Menschen die glauben, sehen in ihren Symbolen Zeichen für Ihre Hoffnung, für Ihren Weg zu einem gelingenden Leben. Sie wenden sie nicht an um andere auszugrenzen, um andere zu verletzen. Das ist nicht Glaube, das ist Instrumentalisierung von Symbolen. Es ist ein Missbrauch zur Kommunikation von gewalttätigen Inhalten die ausgrenzen, verdrängen und vernichten wollen. Das hat mit Glauben nichts zu tun.

Was hilft ein in Bayern aufgehängtes Kreuz, wenn es dem, der es an die Wand nagelt nichts bedeutet? Er es nur als ein Zeichen gegen Menschen, gegen Glaubensfreiheit und gegen die Würde des Einzelnen missbraucht?

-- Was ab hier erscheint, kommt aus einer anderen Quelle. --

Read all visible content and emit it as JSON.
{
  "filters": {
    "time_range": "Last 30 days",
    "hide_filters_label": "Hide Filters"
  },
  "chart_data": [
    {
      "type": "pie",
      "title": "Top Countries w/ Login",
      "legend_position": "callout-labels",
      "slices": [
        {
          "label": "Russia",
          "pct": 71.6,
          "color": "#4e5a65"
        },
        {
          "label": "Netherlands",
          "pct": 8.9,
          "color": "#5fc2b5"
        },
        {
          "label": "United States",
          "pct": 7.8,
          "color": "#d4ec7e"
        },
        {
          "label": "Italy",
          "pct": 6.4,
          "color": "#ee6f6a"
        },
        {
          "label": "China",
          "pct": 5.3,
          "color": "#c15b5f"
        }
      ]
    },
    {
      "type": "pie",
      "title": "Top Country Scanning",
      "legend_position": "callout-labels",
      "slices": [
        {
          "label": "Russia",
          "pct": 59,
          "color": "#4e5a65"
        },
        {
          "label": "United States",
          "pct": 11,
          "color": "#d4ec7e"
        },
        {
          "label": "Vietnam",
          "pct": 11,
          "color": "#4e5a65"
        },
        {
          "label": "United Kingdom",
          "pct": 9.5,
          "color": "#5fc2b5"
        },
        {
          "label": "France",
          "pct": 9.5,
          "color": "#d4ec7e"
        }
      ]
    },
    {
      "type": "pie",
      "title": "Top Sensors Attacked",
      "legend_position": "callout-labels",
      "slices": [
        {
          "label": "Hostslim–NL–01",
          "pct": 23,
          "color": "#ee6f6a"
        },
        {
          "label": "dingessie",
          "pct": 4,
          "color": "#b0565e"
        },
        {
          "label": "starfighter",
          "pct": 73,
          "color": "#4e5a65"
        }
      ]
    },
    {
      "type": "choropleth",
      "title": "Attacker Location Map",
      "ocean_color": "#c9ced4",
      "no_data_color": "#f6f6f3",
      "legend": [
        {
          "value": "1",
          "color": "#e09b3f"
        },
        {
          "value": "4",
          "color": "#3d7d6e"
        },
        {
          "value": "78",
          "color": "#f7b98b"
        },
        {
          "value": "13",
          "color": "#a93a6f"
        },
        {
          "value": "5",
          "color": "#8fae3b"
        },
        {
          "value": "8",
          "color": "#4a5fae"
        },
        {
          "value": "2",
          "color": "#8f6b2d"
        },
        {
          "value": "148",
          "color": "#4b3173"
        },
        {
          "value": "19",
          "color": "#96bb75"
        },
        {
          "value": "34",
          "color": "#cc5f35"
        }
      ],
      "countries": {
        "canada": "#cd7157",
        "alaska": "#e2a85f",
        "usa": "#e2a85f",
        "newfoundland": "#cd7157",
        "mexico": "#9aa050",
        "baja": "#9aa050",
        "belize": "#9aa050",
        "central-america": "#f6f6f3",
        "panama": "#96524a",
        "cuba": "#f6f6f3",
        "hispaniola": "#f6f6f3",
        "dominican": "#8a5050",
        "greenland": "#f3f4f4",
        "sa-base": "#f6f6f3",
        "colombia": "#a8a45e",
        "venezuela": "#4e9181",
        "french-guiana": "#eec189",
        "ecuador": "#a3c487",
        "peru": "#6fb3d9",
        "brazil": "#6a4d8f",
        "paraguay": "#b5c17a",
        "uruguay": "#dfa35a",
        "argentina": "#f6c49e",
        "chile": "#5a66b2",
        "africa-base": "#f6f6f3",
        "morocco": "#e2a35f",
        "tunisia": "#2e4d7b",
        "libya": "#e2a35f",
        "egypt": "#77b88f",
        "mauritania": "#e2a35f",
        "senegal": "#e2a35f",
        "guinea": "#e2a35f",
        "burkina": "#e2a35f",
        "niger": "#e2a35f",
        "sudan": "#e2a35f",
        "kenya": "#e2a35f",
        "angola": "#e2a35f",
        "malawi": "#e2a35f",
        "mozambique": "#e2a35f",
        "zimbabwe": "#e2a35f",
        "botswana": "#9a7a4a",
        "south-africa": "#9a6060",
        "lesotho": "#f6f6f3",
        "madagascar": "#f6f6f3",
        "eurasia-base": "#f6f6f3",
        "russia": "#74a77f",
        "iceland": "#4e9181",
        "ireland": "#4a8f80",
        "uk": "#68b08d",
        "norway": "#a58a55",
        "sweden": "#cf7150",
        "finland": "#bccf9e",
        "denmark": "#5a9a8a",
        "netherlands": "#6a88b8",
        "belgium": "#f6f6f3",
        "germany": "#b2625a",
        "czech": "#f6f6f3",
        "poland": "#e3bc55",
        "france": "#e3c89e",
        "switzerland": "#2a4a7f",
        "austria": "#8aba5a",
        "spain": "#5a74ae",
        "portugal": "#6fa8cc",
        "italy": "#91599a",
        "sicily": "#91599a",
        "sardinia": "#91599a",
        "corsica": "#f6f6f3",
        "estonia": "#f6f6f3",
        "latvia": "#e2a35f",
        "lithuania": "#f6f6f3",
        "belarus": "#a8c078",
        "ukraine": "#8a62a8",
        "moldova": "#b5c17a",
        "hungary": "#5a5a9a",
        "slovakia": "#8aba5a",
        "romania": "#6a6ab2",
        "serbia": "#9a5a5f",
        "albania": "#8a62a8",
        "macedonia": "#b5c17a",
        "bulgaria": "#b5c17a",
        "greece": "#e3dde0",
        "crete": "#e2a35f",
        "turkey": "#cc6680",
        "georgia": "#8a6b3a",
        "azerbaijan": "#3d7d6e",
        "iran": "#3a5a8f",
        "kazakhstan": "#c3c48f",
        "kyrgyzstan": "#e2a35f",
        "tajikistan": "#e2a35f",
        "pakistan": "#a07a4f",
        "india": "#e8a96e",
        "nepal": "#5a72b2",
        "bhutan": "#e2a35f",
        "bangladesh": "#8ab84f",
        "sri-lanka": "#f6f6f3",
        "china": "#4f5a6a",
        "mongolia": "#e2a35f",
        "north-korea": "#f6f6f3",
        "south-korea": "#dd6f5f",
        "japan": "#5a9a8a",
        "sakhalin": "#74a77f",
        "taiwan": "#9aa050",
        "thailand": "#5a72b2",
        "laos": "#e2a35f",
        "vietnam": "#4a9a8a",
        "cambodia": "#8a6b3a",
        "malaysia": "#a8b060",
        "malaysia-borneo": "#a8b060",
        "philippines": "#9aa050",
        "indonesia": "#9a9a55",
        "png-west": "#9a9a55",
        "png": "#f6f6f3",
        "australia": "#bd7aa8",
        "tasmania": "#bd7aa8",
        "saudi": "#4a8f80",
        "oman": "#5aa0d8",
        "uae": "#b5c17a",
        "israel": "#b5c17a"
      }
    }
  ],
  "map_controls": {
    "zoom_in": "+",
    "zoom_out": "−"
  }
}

Es wird gefährlich und ich frage mich, wie lange es dauert, bis dieses Kreuz zum Bösen mutieren wird. In wieweit wird diese Gefahr von den Befürwortern und Beifallklatschern in Kauf genommen? Ich kann nicht umhin zu befürchten, dass es genau so kalkuliert wurde. Dazu passt der Artikel den ich vor kurzem gelesen habe. Es war ein Augenzeugenbericht eines Holocoustüberlebenden der zur Zeit der Annektion durch die Nazis in einem österreichischen Dorf lebte. Er sagte darin, dass ihm am meisten blieb, wie über Nacht plötzlich an allen Fenstern des Dorfes die Hackenkreuz-Flagge hing. Und dass dies vor allem etwas aussagte: Die Flaggen waren schon lange vorher da. Sie waren da und warteten darauf aufgehängt werden zu können.

In Bayern ist jetzt in jedem öffentlichen Gebäude ein Nagel eingeschlagen. Was wird in Zukunft daran hängen?